To some extent, bone spurs are just a normal part of aging; your body may produce them to compensate for gradual bone loss that occurs overtime. Bone spurs may also be a result of arthritis or other bone diseases. As cartilage in the joints wears away in arthritis patients, bones begin to rub directly against each other and bone spurs develop. These bumps may protrude into surrounding tendons or break off and float in the space within joints, causing swelling or interfering with range of motion.
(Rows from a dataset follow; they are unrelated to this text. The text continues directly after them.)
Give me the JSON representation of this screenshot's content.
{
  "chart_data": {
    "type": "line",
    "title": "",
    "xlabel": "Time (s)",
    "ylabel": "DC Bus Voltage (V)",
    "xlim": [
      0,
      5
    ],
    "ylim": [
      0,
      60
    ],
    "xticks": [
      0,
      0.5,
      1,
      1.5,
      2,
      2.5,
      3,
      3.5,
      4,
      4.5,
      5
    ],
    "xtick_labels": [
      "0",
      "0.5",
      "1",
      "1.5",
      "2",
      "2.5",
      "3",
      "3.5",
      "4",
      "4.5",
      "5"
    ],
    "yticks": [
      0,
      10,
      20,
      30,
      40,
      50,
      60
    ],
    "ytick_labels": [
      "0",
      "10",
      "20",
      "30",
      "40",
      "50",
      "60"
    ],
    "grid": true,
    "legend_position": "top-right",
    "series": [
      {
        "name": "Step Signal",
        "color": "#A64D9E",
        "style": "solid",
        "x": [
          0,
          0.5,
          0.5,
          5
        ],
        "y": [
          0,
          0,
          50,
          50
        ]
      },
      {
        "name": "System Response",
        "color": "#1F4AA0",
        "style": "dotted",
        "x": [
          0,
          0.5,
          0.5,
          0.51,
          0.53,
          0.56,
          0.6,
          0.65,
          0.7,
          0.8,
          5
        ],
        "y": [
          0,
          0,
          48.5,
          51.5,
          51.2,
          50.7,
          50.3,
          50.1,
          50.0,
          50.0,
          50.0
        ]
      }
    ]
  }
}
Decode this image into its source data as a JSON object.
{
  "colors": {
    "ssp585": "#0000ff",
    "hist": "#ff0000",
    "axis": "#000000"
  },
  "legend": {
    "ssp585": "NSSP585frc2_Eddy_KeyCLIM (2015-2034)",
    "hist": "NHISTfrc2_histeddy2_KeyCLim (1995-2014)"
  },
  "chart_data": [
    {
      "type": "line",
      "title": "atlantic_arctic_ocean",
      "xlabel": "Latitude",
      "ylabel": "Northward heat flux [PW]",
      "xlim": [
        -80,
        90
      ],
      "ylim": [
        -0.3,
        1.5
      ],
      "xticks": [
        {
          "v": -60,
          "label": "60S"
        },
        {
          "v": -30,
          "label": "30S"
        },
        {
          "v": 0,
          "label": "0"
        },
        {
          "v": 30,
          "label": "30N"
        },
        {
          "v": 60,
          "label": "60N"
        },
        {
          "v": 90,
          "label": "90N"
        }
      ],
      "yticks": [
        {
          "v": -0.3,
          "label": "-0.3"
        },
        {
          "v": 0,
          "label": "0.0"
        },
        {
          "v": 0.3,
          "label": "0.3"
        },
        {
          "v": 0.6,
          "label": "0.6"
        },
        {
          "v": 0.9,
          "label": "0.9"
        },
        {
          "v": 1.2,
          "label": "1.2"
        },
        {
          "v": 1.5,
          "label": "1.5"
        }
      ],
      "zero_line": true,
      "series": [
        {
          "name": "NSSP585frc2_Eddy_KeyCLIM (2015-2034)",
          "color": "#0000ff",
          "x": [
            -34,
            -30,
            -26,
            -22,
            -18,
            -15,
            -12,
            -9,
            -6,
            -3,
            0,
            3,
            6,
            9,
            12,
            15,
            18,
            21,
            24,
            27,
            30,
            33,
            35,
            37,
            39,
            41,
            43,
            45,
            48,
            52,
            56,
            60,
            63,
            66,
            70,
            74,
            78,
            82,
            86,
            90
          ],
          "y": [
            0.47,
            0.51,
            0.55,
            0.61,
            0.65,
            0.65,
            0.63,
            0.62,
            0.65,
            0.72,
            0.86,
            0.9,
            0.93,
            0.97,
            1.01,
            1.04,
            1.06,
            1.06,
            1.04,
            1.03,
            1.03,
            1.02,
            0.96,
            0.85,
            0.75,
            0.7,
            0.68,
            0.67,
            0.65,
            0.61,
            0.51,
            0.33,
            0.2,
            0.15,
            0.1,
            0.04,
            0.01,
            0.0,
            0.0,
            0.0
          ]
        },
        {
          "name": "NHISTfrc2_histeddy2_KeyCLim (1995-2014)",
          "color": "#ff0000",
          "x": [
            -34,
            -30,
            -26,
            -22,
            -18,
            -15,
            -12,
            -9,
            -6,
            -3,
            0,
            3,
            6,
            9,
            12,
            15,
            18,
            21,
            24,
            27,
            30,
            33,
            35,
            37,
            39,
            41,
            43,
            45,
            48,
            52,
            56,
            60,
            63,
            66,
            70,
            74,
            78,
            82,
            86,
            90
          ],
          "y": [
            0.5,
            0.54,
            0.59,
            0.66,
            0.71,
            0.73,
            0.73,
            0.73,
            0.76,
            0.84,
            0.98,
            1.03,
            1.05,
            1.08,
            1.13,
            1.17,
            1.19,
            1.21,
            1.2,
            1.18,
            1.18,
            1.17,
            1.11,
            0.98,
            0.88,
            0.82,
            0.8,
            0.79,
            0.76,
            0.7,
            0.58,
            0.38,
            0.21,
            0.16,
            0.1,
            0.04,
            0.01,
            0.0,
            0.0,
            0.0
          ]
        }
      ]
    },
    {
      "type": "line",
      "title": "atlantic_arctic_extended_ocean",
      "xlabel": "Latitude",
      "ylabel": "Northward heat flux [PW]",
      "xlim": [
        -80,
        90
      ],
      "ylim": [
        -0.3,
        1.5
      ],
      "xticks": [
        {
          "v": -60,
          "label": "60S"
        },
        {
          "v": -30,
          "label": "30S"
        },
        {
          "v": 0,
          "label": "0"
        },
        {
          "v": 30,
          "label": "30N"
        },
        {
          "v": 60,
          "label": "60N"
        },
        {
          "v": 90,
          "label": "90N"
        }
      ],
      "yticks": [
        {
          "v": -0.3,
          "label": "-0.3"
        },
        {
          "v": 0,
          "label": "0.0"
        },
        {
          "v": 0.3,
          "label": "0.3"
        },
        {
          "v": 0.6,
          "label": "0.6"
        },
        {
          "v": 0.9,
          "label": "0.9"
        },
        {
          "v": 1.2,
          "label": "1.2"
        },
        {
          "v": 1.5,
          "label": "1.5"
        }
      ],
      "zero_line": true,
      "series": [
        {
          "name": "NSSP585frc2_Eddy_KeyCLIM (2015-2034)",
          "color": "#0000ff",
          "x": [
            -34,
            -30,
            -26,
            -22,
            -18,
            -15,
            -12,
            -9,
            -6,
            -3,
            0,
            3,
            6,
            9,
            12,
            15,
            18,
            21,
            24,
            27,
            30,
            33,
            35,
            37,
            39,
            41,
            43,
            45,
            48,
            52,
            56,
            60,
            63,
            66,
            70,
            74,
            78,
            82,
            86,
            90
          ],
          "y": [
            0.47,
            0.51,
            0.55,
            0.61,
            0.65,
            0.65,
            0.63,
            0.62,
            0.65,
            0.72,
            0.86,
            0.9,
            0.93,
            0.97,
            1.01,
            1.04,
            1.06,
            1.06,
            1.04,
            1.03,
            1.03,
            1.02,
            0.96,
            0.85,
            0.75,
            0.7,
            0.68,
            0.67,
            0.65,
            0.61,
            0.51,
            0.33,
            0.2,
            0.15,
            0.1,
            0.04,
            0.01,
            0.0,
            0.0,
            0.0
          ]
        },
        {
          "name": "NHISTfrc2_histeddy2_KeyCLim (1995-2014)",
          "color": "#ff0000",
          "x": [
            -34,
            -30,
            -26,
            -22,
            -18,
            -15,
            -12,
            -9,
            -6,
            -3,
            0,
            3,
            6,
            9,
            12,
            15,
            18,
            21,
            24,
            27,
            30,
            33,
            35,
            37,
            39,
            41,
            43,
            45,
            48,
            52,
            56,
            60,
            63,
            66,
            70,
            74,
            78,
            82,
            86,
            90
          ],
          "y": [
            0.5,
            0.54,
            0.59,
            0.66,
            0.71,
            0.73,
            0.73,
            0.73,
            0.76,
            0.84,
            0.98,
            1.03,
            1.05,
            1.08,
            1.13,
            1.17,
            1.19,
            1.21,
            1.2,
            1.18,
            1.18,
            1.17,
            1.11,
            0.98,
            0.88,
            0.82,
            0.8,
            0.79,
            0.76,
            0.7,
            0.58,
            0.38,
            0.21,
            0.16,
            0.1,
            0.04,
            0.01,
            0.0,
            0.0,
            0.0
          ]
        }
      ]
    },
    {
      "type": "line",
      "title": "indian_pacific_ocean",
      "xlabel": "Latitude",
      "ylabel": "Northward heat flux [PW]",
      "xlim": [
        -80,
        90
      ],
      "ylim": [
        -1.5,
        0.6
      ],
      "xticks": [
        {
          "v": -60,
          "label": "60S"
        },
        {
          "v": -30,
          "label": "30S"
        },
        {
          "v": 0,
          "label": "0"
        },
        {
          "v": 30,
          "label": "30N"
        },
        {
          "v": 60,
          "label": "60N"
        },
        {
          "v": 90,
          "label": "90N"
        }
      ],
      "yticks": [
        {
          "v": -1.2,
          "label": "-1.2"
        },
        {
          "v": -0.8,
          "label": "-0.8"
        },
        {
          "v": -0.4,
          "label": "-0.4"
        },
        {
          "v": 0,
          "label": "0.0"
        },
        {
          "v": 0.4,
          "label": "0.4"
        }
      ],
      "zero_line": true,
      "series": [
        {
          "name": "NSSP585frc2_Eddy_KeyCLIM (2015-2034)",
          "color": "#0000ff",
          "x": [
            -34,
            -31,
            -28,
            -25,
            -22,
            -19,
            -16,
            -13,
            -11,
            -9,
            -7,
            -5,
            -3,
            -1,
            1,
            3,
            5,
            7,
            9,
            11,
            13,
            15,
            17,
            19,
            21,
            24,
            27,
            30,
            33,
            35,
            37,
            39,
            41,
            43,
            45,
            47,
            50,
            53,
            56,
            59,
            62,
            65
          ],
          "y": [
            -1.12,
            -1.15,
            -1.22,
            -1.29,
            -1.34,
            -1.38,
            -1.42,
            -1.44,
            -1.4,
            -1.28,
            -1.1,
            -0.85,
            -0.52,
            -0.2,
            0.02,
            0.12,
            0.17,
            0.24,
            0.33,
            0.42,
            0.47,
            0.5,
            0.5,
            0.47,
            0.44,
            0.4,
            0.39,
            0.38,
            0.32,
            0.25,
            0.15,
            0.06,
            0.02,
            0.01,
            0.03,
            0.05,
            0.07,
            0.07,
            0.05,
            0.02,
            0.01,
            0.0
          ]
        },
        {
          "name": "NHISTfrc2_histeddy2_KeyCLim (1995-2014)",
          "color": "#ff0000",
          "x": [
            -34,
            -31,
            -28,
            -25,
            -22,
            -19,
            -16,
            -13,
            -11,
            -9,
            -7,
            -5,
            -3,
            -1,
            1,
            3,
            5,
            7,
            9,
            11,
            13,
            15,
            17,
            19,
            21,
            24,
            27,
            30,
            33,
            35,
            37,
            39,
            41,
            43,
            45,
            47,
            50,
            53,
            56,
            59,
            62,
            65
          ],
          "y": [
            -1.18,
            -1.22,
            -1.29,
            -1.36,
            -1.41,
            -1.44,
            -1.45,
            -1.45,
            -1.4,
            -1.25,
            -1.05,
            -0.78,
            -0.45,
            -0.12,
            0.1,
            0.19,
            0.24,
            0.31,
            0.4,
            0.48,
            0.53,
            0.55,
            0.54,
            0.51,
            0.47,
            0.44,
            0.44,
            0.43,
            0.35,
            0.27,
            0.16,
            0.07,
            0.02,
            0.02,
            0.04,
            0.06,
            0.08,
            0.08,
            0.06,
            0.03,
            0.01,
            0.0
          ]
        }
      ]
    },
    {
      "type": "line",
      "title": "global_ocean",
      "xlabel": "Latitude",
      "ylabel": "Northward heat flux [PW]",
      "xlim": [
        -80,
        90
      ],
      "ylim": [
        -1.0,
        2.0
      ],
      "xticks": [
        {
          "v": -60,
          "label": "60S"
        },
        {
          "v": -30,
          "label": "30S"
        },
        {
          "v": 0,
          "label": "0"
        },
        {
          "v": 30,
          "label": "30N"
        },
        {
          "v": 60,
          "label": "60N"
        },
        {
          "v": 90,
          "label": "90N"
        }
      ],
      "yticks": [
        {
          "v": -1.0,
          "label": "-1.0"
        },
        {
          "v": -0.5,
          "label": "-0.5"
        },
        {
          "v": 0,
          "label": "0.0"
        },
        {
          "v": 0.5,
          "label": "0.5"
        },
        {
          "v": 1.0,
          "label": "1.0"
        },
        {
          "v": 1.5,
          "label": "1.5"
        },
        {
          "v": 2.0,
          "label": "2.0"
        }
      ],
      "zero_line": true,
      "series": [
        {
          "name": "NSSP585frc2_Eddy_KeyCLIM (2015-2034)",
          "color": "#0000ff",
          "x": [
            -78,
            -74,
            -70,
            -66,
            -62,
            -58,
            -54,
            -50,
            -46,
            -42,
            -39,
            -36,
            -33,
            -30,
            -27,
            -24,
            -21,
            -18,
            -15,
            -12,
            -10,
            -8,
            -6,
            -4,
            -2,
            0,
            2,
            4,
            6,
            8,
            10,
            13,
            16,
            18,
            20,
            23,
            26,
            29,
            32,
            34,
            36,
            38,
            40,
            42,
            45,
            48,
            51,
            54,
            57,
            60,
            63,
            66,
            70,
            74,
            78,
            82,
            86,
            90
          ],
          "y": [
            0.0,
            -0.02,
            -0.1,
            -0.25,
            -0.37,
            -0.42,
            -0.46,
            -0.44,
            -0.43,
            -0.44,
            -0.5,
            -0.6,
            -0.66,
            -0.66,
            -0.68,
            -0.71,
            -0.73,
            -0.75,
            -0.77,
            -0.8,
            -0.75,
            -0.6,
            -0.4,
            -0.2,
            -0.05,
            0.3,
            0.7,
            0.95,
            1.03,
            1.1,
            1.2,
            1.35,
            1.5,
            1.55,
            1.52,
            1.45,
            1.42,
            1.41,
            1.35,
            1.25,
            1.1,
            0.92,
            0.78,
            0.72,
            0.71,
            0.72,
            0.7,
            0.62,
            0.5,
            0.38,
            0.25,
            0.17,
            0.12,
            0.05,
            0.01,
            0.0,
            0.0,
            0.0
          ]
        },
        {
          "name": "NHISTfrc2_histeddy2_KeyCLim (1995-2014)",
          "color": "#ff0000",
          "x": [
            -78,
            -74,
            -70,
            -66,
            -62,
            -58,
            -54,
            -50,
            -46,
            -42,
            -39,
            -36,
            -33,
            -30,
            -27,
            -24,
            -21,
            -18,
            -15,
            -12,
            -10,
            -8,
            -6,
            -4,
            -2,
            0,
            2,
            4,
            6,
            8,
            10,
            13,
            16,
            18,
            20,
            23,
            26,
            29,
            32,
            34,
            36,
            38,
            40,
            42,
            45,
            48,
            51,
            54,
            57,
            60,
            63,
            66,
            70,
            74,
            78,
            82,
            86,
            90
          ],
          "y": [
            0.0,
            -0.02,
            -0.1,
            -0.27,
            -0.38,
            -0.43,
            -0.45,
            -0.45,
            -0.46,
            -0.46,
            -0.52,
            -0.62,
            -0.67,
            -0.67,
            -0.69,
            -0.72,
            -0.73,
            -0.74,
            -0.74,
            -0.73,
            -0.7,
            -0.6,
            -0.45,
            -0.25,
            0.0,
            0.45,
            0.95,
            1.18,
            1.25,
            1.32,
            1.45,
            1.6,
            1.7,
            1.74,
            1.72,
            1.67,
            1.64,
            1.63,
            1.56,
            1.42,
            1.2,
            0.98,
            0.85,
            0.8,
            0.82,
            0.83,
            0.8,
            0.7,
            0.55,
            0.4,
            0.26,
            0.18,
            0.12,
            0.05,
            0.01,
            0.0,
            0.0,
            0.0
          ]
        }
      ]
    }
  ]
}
In the spine, bone spurs may lead to stenosis (narrowing of the spinal canal) and exert pressure on the nerves, causing muscle weakness, tingling, loss of coordination, or radiating pain in the buttocks, thighs, or shoulders. Bone spurs in the spine's cervical region can push into the throat, making it difficult to swallow or breathe. Symptoms like these may indicate diffuse idiopathic skeletal hyperostosis (DISH), a condition characterized by multiple bone spurs and ossified ligaments, usually in the spine (though DISH can affect other areas of the body).
If you are experiencing symptoms, your doctor will examine you and possibly order x-rays or other imaging tests. The best way to treat a bone spur is by addressing the underlying cause. In addition to arthritis and other medical conditions like DISH, excess weight, bad posture, old athletic injuries, or even shoes that don't fit well may be to blame.
Conservative therapy usually involves rest, icing, stretching, and non-steroidal anti-inflammatory drugs (NSAIDs ). Also, even though your symptoms may seem to worsen with movement, targeted physical therapy exercises can restore range of motion in the joints and promote good posture (which reduces pressure on nerves). For temporary relief of serious pain, you may be given cortisone shots.
Surgical removal is an option for more severe symptoms, particularly if you already require surgery for arthritis. Some people choose to have bone spurs taken out for cosmetic reasons, especially when the hands are affected. Removal can be performed through open or laparoscopic procedures.